Movement redirects my attention as Saint stops in the doorway, phone still in hand, staring at the spectacle before him. The kitchen is a disaster zone of flour, eggshells, and every condiment from the fridge. Ivy’s dinosaur pajamas nowfeature several new abstract designs in pancake batter and jam.

“What the hell happened to my kitchen?”

His voice is tightly leashed.

“Breakfast summoned a demon,” I say, gesturing to Pancake From The Bad Place. “But we’ve contained the threat.”

Saint stares at the creation with an expression that suggests he’s questioning every decision that led to this moment. His eyes sweep over the chaos.

“We can clean it up,” I offer, suddenly aware that I’ve essentially destroyed a professional chef’s personal kitchen.
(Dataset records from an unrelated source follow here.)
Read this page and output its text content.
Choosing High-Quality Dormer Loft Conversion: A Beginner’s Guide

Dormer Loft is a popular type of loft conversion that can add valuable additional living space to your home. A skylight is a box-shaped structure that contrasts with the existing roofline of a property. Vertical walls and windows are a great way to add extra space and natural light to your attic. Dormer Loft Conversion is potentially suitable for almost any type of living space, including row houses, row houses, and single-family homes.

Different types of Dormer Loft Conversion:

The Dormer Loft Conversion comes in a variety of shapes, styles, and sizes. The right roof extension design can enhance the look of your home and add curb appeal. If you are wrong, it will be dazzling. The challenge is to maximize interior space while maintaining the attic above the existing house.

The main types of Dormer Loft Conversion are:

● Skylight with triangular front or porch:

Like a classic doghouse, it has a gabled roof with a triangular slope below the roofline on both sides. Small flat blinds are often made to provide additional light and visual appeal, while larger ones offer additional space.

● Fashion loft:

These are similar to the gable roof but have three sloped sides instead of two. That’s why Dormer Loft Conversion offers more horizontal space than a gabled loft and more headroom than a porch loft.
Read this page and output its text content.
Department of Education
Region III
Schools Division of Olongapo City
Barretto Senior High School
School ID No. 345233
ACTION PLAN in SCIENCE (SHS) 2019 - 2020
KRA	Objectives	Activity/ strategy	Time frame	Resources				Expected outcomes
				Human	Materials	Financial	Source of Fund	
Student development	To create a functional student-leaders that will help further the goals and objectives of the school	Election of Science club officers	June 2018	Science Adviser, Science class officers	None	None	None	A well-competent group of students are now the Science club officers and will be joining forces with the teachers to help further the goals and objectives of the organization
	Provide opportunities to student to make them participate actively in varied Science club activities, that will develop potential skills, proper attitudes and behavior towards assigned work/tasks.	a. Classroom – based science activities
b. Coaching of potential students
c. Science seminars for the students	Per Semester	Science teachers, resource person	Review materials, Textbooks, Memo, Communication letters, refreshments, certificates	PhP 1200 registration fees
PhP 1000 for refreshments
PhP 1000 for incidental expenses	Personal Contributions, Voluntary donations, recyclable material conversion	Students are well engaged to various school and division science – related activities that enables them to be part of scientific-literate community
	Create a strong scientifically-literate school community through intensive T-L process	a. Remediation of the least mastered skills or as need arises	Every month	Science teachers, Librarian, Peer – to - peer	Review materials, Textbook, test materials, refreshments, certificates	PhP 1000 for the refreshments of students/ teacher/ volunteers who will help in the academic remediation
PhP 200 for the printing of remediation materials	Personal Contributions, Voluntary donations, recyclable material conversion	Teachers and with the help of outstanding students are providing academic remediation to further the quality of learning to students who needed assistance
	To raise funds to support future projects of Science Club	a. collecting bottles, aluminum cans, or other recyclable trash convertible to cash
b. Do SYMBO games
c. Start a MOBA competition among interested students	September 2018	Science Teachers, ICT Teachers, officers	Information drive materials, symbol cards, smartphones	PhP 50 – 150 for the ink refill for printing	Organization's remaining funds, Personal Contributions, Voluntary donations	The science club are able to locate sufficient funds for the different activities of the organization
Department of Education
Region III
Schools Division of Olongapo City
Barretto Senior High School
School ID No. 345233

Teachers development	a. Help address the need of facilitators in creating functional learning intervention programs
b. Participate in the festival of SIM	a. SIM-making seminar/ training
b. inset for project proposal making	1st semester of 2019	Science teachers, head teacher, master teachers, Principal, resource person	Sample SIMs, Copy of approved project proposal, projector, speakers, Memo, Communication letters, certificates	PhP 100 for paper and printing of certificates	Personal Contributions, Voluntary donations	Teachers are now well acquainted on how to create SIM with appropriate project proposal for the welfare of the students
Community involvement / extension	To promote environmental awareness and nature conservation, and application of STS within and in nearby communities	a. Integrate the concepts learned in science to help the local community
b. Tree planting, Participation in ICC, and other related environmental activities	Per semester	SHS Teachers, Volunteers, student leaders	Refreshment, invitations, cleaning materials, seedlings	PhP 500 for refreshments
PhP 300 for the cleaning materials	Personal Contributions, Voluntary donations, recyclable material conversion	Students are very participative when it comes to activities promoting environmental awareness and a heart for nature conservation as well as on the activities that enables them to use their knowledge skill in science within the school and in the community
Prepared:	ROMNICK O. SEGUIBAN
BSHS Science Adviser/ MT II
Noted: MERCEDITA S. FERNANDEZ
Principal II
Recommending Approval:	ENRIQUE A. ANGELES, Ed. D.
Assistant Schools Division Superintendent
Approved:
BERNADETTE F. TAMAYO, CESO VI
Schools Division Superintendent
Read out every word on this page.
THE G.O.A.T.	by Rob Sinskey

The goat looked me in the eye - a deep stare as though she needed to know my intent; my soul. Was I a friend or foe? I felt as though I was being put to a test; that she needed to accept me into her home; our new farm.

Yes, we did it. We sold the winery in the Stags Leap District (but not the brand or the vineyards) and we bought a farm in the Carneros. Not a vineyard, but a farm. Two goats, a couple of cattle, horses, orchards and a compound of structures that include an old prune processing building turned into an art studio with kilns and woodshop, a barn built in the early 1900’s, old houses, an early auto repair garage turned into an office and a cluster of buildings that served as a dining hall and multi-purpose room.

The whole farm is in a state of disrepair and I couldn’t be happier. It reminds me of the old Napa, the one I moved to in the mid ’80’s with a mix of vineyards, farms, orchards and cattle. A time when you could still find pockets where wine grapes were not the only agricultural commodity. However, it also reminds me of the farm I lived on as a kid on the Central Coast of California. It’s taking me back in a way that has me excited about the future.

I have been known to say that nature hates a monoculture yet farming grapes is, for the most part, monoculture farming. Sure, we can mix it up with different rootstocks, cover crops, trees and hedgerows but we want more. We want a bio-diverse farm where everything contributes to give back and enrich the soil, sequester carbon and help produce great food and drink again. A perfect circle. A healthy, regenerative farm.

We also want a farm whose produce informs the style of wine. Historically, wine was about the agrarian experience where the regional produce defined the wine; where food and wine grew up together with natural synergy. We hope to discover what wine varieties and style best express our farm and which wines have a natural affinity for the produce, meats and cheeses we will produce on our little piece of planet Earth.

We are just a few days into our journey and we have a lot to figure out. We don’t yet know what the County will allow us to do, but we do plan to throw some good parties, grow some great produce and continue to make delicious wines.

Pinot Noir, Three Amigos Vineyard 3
While wearing a bathrobe and no pants.

He doesn’t respond, just walks to the coffee maker and pours himself a cup with such precise movements it feels like he’s counting each drop. The silence stretches, uncomfortable.

Ivy seems oblivious to the tension.

“Try this one, Papa,” she says, stabbing a fork into our demonic creation and holding it out. “It gives you powers.”

“Or steals your soul,” I add helpfully, then immediately regret it when Saint’s glare shifts to me.

“Not now, Ivy,” he says, his voice clipped. He sets his phone on the counter, screen up. It immediately buzzes again.

“The restaurant’s sous chef quit,” he says abruptly. “That was the call.”

“Is that bad?” I ask, immediately regretting the stupid question.

He gives me a look that could curdle milk. “No, it’s fantastic news. I love scrambling to find a replacement before a VIP dinner.”

“Oh,” I say, not sure what else to add.

This isn’t my problem. I should be packing, not standing here in a borrowed robe with flour in my hair.

“Papa,” Ivy says, fixing him with an unnervingly adult stare. “Ask her.”

“Ivy,” he warns.

“Ask. Her.” She crosses her arms, a tiny mirror of his stubborn stance.

Saint’s nostrils flare slightly as he inhales. He looks at me, then away, his discomfort palpable. “My sister-in-law seems to think you’re trustworthy.”

I wait, sensing there’s more.

“And I’m...” He pauses, the words clearly difficult. “I find myself in a difficult position.”